Хотелось, чтоб дорога была без конца. Пускай даже шофёру весело. Но дорога кончилась. И Костя пошёл к самолёту. Меня не пустили на бетонную дорожку. Я стояла за железной загородкой и глядела в безликие иллюминаторы ТУ. Нельзя было различить, за каким стеклом спрятан Костя.
Самолёт взревел, покатился по дорожке, развернулся и взмыл в небо.
Я провожала Костю целых сто двадцать семь минут. Они пролетели как одна секунда. Незаметно.
Домой я добиралась на автобусах. Минут сорок. Они были как сорок лет. Длинные и тягостные.
ВОВКА УХАЖИВАЕТ
Взгляды прохожих бывают разные. Иногда хочется обернуться и влепить пощёчину. Иногда тёплые… Бывают смешные. Ребячьи… Я понимаю, что Вовка влюбился в меня. Мне кажется, я теперь всё понимаю. Как-то стала сразу старше на много лет. Мне бы с Вовкой дружить в девятом классе. Не знаю, что делать с лейтенантом?
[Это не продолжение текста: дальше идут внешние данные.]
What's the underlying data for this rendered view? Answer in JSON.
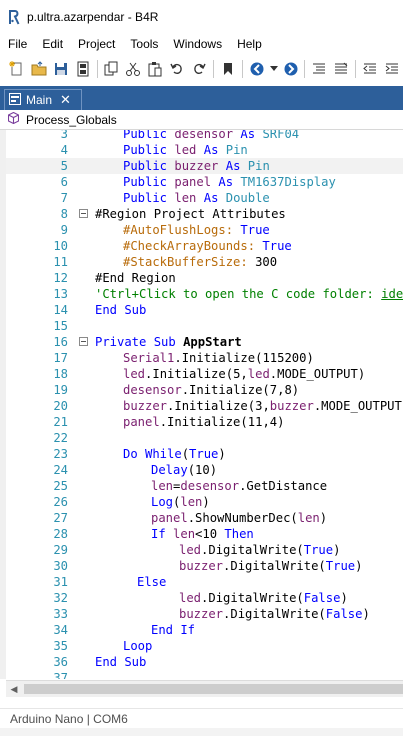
{
  "window": {
    "title": "p.ultra.azarpendar - B4R"
  },
  "menu": [
    "File",
    "Edit",
    "Project",
    "Tools",
    "Windows",
    "Help"
  ],
  "toolbar": {
    "buttons": [
      "new-file-icon",
      "open-folder-icon",
      "save-icon",
      "save-all-icon",
      "copy-icon",
      "cut-icon",
      "paste-icon",
      "undo-icon",
      "redo-icon",
      "bookmark-icon",
      "nav-back-icon",
      "nav-back-dropdown-icon",
      "nav-forward-icon",
      "comment-icon",
      "uncomment-icon",
      "outdent-icon",
      "indent-icon"
    ]
  },
  "tabs": {
    "main_label": "Main",
    "close_glyph": "✕"
  },
  "module_bar": {
    "label": "Process_Globals"
  },
  "editor": {
    "lines": [
      {
        "n": "3",
        "indent": 2,
        "segments": [
          [
            "kw",
            "Public "
          ],
          [
            "id",
            "desensor"
          ],
          [
            "kw",
            " As "
          ],
          [
            "typ",
            "SRF04"
          ]
        ]
      },
      {
        "n": "4",
        "indent": 2,
        "segments": [
          [
            "kw",
            "Public "
          ],
          [
            "id",
            "led"
          ],
          [
            "kw",
            " As "
          ],
          [
            "typ",
            "Pin"
          ]
        ]
      },
      {
        "n": "5",
        "indent": 2,
        "hl": true,
        "segments": [
          [
            "kw",
            "Public "
          ],
          [
            "id",
            "buzzer"
          ],
          [
            "kw",
            " As "
          ],
          [
            "typ",
            "Pin"
          ]
        ]
      },
      {
        "n": "6",
        "indent": 2,
        "segments": [
          [
            "kw",
            "Public "
          ],
          [
            "id",
            "panel"
          ],
          [
            "kw",
            " As "
          ],
          [
            "typ",
            "TM1637Display"
          ]
        ]
      },
      {
        "n": "7",
        "indent": 2,
        "segments": [
          [
            "kw",
            "Public "
          ],
          [
            "id",
            "len"
          ],
          [
            "kw",
            " As "
          ],
          [
            "typ",
            "Double"
          ]
        ]
      },
      {
        "n": "8",
        "indent": 0,
        "fold": true,
        "segments": [
          [
            "plain",
            "#Region Project Attributes"
          ]
        ]
      },
      {
        "n": "9",
        "indent": 2,
        "segments": [
          [
            "dir",
            "#AutoFlushLogs: "
          ],
          [
            "kw",
            "True"
          ]
        ]
      },
      {
        "n": "10",
        "indent": 2,
        "segments": [
          [
            "dir",
            "#CheckArrayBounds: "
          ],
          [
            "kw",
            "True"
          ]
        ]
      },
      {
        "n": "11",
        "indent": 2,
        "segments": [
          [
            "dir",
            "#StackBufferSize: "
          ],
          [
            "num",
            "300"
          ]
        ]
      },
      {
        "n": "12",
        "indent": 0,
        "segments": [
          [
            "plain",
            "#End Region"
          ]
        ]
      },
      {
        "n": "13",
        "indent": 0,
        "segments": [
          [
            "cm",
            "'Ctrl+Click to open the C code folder: "
          ],
          [
            "linkish",
            "ide://"
          ]
        ]
      },
      {
        "n": "14",
        "indent": 0,
        "segments": [
          [
            "kw",
            "End Sub"
          ]
        ]
      },
      {
        "n": "15",
        "indent": 0,
        "segments": []
      },
      {
        "n": "16",
        "indent": 0,
        "fold": true,
        "segments": [
          [
            "kw",
            "Private Sub "
          ],
          [
            "boldname",
            "AppStart"
          ]
        ]
      },
      {
        "n": "17",
        "indent": 2,
        "segments": [
          [
            "id",
            "Serial1"
          ],
          [
            "plain",
            "."
          ],
          [
            "plain",
            "Initialize"
          ],
          [
            "plain",
            "("
          ],
          [
            "num",
            "115200"
          ],
          [
            "plain",
            ")"
          ]
        ]
      },
      {
        "n": "18",
        "indent": 2,
        "segments": [
          [
            "id",
            "led"
          ],
          [
            "plain",
            ".Initialize("
          ],
          [
            "num",
            "5"
          ],
          [
            "plain",
            ","
          ],
          [
            "id",
            "led"
          ],
          [
            "plain",
            ".MODE_OUTPUT)"
          ]
        ]
      },
      {
        "n": "19",
        "indent": 2,
        "segments": [
          [
            "id",
            "desensor"
          ],
          [
            "plain",
            ".Initialize("
          ],
          [
            "num",
            "7"
          ],
          [
            "plain",
            ","
          ],
          [
            "num",
            "8"
          ],
          [
            "plain",
            ")"
          ]
        ]
      },
      {
        "n": "20",
        "indent": 2,
        "segments": [
          [
            "id",
            "buzzer"
          ],
          [
            "plain",
            ".Initialize("
          ],
          [
            "num",
            "3"
          ],
          [
            "plain",
            ","
          ],
          [
            "id",
            "buzzer"
          ],
          [
            "plain",
            ".MODE_OUTPUT)"
          ]
        ]
      },
      {
        "n": "21",
        "indent": 2,
        "segments": [
          [
            "id",
            "panel"
          ],
          [
            "plain",
            ".Initialize("
          ],
          [
            "num",
            "11"
          ],
          [
            "plain",
            ","
          ],
          [
            "num",
            "4"
          ],
          [
            "plain",
            ")"
          ]
        ]
      },
      {
        "n": "22",
        "indent": 0,
        "segments": []
      },
      {
        "n": "23",
        "indent": 2,
        "segments": [
          [
            "kw",
            "Do While"
          ],
          [
            "plain",
            "("
          ],
          [
            "kw",
            "True"
          ],
          [
            "plain",
            ")"
          ]
        ]
      },
      {
        "n": "24",
        "indent": 4,
        "segments": [
          [
            "kw",
            "Delay"
          ],
          [
            "plain",
            "("
          ],
          [
            "num",
            "10"
          ],
          [
            "plain",
            ")"
          ]
        ]
      },
      {
        "n": "25",
        "indent": 4,
        "segments": [
          [
            "id",
            "len"
          ],
          [
            "plain",
            "="
          ],
          [
            "id",
            "desensor"
          ],
          [
            "plain",
            ".GetDistance"
          ]
        ]
      },
      {
        "n": "26",
        "indent": 4,
        "segments": [
          [
            "kw",
            "Log"
          ],
          [
            "plain",
            "("
          ],
          [
            "id",
            "len"
          ],
          [
            "plain",
            ")"
          ]
        ]
      },
      {
        "n": "27",
        "indent": 4,
        "segments": [
          [
            "id",
            "panel"
          ],
          [
            "plain",
            ".ShowNumberDec("
          ],
          [
            "id",
            "len"
          ],
          [
            "plain",
            ")"
          ]
        ]
      },
      {
        "n": "28",
        "indent": 4,
        "segments": [
          [
            "kw",
            "If "
          ],
          [
            "id",
            "len"
          ],
          [
            "plain",
            "<"
          ],
          [
            "num",
            "10"
          ],
          [
            "kw",
            " Then"
          ]
        ]
      },
      {
        "n": "29",
        "indent": 6,
        "segments": [
          [
            "id",
            "led"
          ],
          [
            "plain",
            ".DigitalWrite("
          ],
          [
            "kw",
            "True"
          ],
          [
            "plain",
            ")"
          ]
        ]
      },
      {
        "n": "30",
        "indent": 6,
        "segments": [
          [
            "id",
            "buzzer"
          ],
          [
            "plain",
            ".DigitalWrite("
          ],
          [
            "kw",
            "True"
          ],
          [
            "plain",
            ")"
          ]
        ]
      },
      {
        "n": "31",
        "indent": 3,
        "segments": [
          [
            "kw",
            "Else"
          ]
        ]
      },
      {
        "n": "32",
        "indent": 6,
        "segments": [
          [
            "id",
            "led"
          ],
          [
            "plain",
            ".DigitalWrite("
          ],
          [
            "kw",
            "False"
          ],
          [
            "plain",
            ")"
          ]
        ]
      },
      {
        "n": "33",
        "indent": 6,
        "segments": [
          [
            "id",
            "buzzer"
          ],
          [
            "plain",
            ".DigitalWrite("
          ],
          [
            "kw",
            "False"
          ],
          [
            "plain",
            ")"
          ]
        ]
      },
      {
        "n": "34",
        "indent": 4,
        "segments": [
          [
            "kw",
            "End If"
          ]
        ]
      },
      {
        "n": "35",
        "indent": 2,
        "segments": [
          [
            "kw",
            "Loop"
          ]
        ]
      },
      {
        "n": "36",
        "indent": 0,
        "segments": [
          [
            "kw",
            "End Sub"
          ]
        ]
      },
      {
        "n": "37",
        "indent": 0,
        "segments": []
      }
    ]
  },
  "statusbar": {
    "text": "Arduino Nano | COM6"
  },
  "colors": {
    "tab_bg": "#2d5f9a",
    "line_number": "#2b91af",
    "keyword": "#0000ff",
    "comment": "#008000",
    "directive": "#b86b0a",
    "identifier": "#7a1f6f"
  }
}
Главное, что он, видно, принял какое-то решение…
Упрямый… Приходит к университету. Стоит. Ждёт…
Я говорю:
— Не приходи! Чего ты ходишь? Чего ты всё ходишь? Зря ты ходишь. Отвечай!
Он молчит. Пуговицы блестят, и молчит.
— Чего пришел?
— Пошли в Русский музей.
— Мне нужно перевести статью из «Циньнянь бао».
— Я подожду…
Не будешь же заставлять его ждать на улице… И потом Костя уехал в Москву на целый месяц готовить выставку японской графики. Тоска дикая… Я не то что дни отмечаю — каждый час. Что это за жизнь такая! Как тяжело ждать! У меня нервы не в порядке. Не могу я ждать. Бессилие и это дурацкое состояние полусна. Лекции сами по себе, а ты сама по себе: быстрей бы день прошёл. Как это женщины ждали целую войну?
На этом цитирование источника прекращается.